The Persecution of Jews
by Roger of Hoveden
The Coronation of Richard I in 1189 lead to an incident
of violent anti-Semitism. Hoveden
relates this incident, but does not go on to explain that its later
unrolling lead to a wholesale massacre of Jews in York. See the description
of that massacre by Ephraim of Bonn.
While the king was seated at table, the chief men
of the Jews came to offer presents to him, but as they had been forbidden
the day before to come to the king's court on the dav of the coronation,
the common people, with scornful eye and insatiable heart, rushed upon
the Jews and stripped them, and then scourging them, cast them forth
out of the king's hall. Among these was Benedict, a Jew of York, who,
after having been So maltreated and wounded by the Christians that his
life was despaired of, was baptized by William, prior of the church
of Saint Mary at York, in the church of the Innocents, and was named
William, and thus escaped the peril of death and the hands of the persecutors.
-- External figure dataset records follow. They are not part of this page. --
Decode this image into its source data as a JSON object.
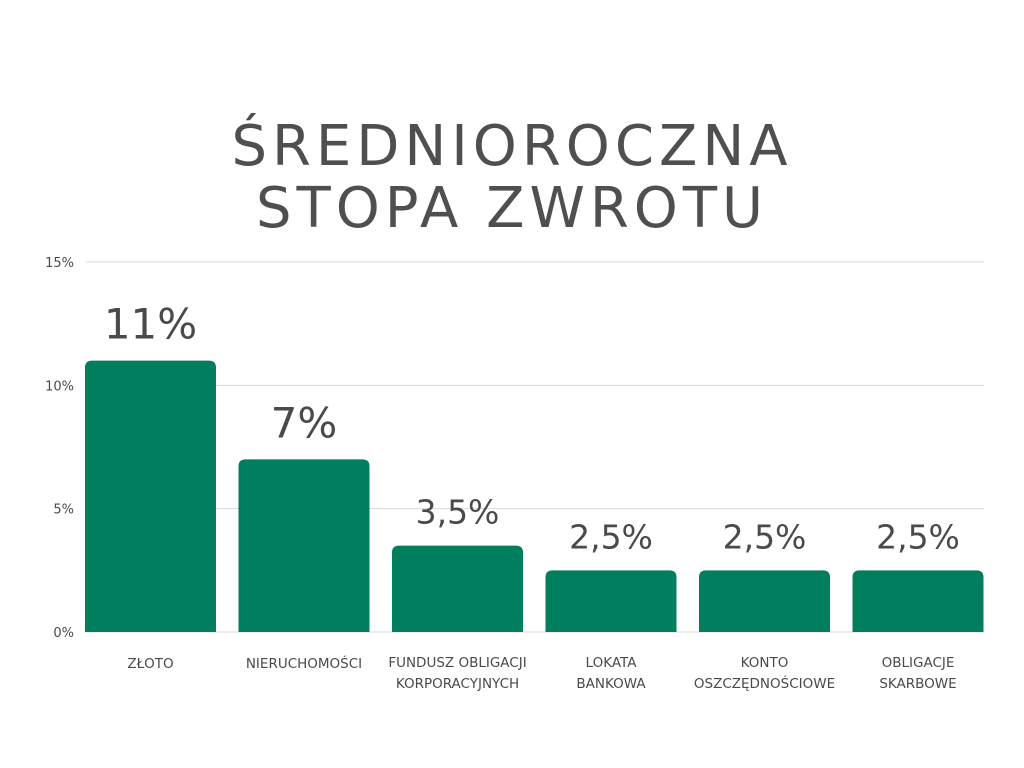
{
  "title_lines": [
    "ŚREDNIOROCZNA",
    "STOPA ZWROTU"
  ],
  "colors": {
    "bar": "#007e5e",
    "grid": "#d9d9d9",
    "text": "#4a4a4a"
  },
  "chart_data": {
    "type": "bar",
    "title": "ŚREDNIOROCZNA STOPA ZWROTU",
    "categories": [
      [
        "ZŁOTO"
      ],
      [
        "NIERUCHOMOŚCI"
      ],
      [
        "FUNDUSZ OBLIGACJI",
        "KORPORACYJNYCH"
      ],
      [
        "LOKATA",
        "BANKOWA"
      ],
      [
        "KONTO",
        "OSZCZĘDNOŚCIOWE"
      ],
      [
        "OBLIGACJE",
        "SKARBOWE"
      ]
    ],
    "values": [
      11,
      7,
      3.5,
      2.5,
      2.5,
      2.5
    ],
    "data_labels": [
      "11%",
      "7%",
      "3,5%",
      "2,5%",
      "2,5%",
      "2,5%"
    ],
    "ylim": [
      0,
      15
    ],
    "yticks": [
      0,
      5,
      10,
      15
    ],
    "ytick_labels": [
      "0%",
      "5%",
      "10%",
      "15%"
    ],
    "grid": true
  }
}
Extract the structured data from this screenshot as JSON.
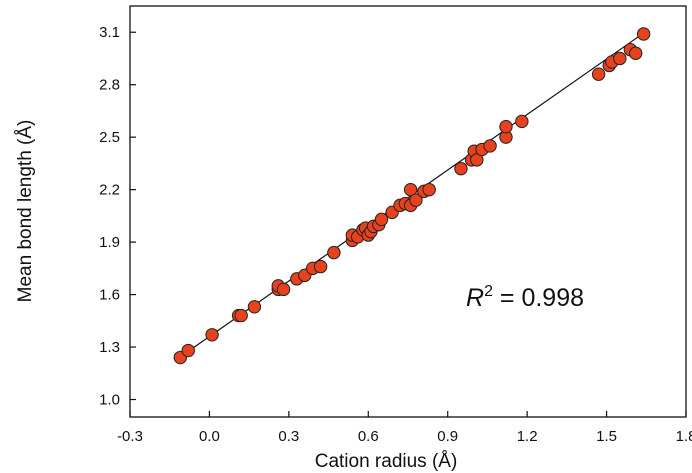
{
  "chart_data": {
    "type": "scatter",
    "xlabel": "Cation radius (Å)",
    "ylabel": "Mean bond length (Å)",
    "xlim": [
      -0.3,
      1.8
    ],
    "ylim": [
      0.9,
      3.25
    ],
    "x_ticks": [
      "-0.3",
      "0.0",
      "0.3",
      "0.6",
      "0.9",
      "1.2",
      "1.5",
      "1.8"
    ],
    "y_ticks": [
      "1.0",
      "1.3",
      "1.6",
      "1.9",
      "2.2",
      "2.5",
      "2.8",
      "3.1"
    ],
    "annotation": {
      "symbol": "R",
      "superscript": "2",
      "text": " = 0.998"
    },
    "grid": false,
    "marker_color": "#e8411e",
    "marker_edge_color": "#222222",
    "fit_line": {
      "x": [
        -0.11,
        1.64
      ],
      "y": [
        1.244,
        3.095
      ]
    },
    "points": [
      {
        "x": -0.11,
        "y": 1.24
      },
      {
        "x": -0.08,
        "y": 1.28
      },
      {
        "x": 0.01,
        "y": 1.37
      },
      {
        "x": 0.11,
        "y": 1.48
      },
      {
        "x": 0.12,
        "y": 1.48
      },
      {
        "x": 0.17,
        "y": 1.53
      },
      {
        "x": 0.26,
        "y": 1.63
      },
      {
        "x": 0.26,
        "y": 1.65
      },
      {
        "x": 0.28,
        "y": 1.63
      },
      {
        "x": 0.33,
        "y": 1.69
      },
      {
        "x": 0.36,
        "y": 1.71
      },
      {
        "x": 0.39,
        "y": 1.75
      },
      {
        "x": 0.42,
        "y": 1.76
      },
      {
        "x": 0.47,
        "y": 1.84
      },
      {
        "x": 0.54,
        "y": 1.91
      },
      {
        "x": 0.54,
        "y": 1.94
      },
      {
        "x": 0.56,
        "y": 1.93
      },
      {
        "x": 0.58,
        "y": 1.97
      },
      {
        "x": 0.59,
        "y": 1.98
      },
      {
        "x": 0.6,
        "y": 1.94
      },
      {
        "x": 0.61,
        "y": 1.96
      },
      {
        "x": 0.62,
        "y": 1.99
      },
      {
        "x": 0.64,
        "y": 2.0
      },
      {
        "x": 0.65,
        "y": 2.03
      },
      {
        "x": 0.69,
        "y": 2.07
      },
      {
        "x": 0.72,
        "y": 2.11
      },
      {
        "x": 0.74,
        "y": 2.12
      },
      {
        "x": 0.76,
        "y": 2.2
      },
      {
        "x": 0.76,
        "y": 2.11
      },
      {
        "x": 0.78,
        "y": 2.14
      },
      {
        "x": 0.81,
        "y": 2.19
      },
      {
        "x": 0.83,
        "y": 2.2
      },
      {
        "x": 0.95,
        "y": 2.32
      },
      {
        "x": 0.99,
        "y": 2.37
      },
      {
        "x": 1.0,
        "y": 2.42
      },
      {
        "x": 1.01,
        "y": 2.37
      },
      {
        "x": 1.03,
        "y": 2.43
      },
      {
        "x": 1.06,
        "y": 2.45
      },
      {
        "x": 1.12,
        "y": 2.5
      },
      {
        "x": 1.12,
        "y": 2.56
      },
      {
        "x": 1.18,
        "y": 2.59
      },
      {
        "x": 1.47,
        "y": 2.86
      },
      {
        "x": 1.51,
        "y": 2.91
      },
      {
        "x": 1.52,
        "y": 2.93
      },
      {
        "x": 1.55,
        "y": 2.95
      },
      {
        "x": 1.59,
        "y": 3.0
      },
      {
        "x": 1.61,
        "y": 2.98
      },
      {
        "x": 1.64,
        "y": 3.09
      }
    ]
  }
}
The citizens of London, on hearing of this, attacked
the Jews in the city and burned their houses; but by the kindness of
their Christian friends, some few made their escape. On the day after
the coronation, the king sent his servants, and caused those offenders
to be arrested who had set fire to the city; not for the sake of the
Jews, but on account of the houses and property of the Christians which
they had burnt and plundered, and he ordered some of them to be hanged.
On the same day, the king ordered the before-named
William, who from a Jew had become a Christian, to be presented to him,
on which he said to him, "What person are you," to which he
made answer, " I am Benedict of York, one of your Jews." On
this the king turned to the archbishop of Canterbury, and the others
who had told him that the said Benedict had become a Christian, and
said to them, "Did you not tell me that he is a Christian?"
to which they made answer, " Yes, my lord." Whereupon he said
to them, "What are we to do with him?" to which the archbishop
of Canterbury, less circumspectly than he might, in the spirit of his
anger, made answer, "If he does not choose to be a Christian, let
him be a man of the Devil;" whereas he ought to have made answer,
" We demand that he shall be brought to a Christian trial, as he
has become a Christian, and now contradicts that fact." But, inasmuch
as there was no person to offer any opposition thereto, the before-named
William relapsed into the Jewish errors, and after a short time died
at Northampton; on which he was refused both the usual sepulture of
the Jews, as also that of the Christians, both because he had been a
Christian, and because, he had, " like a dog, returned to his vomit."
Sources: Roger of Hoveden: The Annals, comprising
The History of England and of Other Countries of Europe from AD 732
to AD 1201, trans. Henry T. Riley, 2 Vols. (London: H.G. Bohn, 1853;
rep. New York AMS, 1968), Vol 2, pp. 117-19.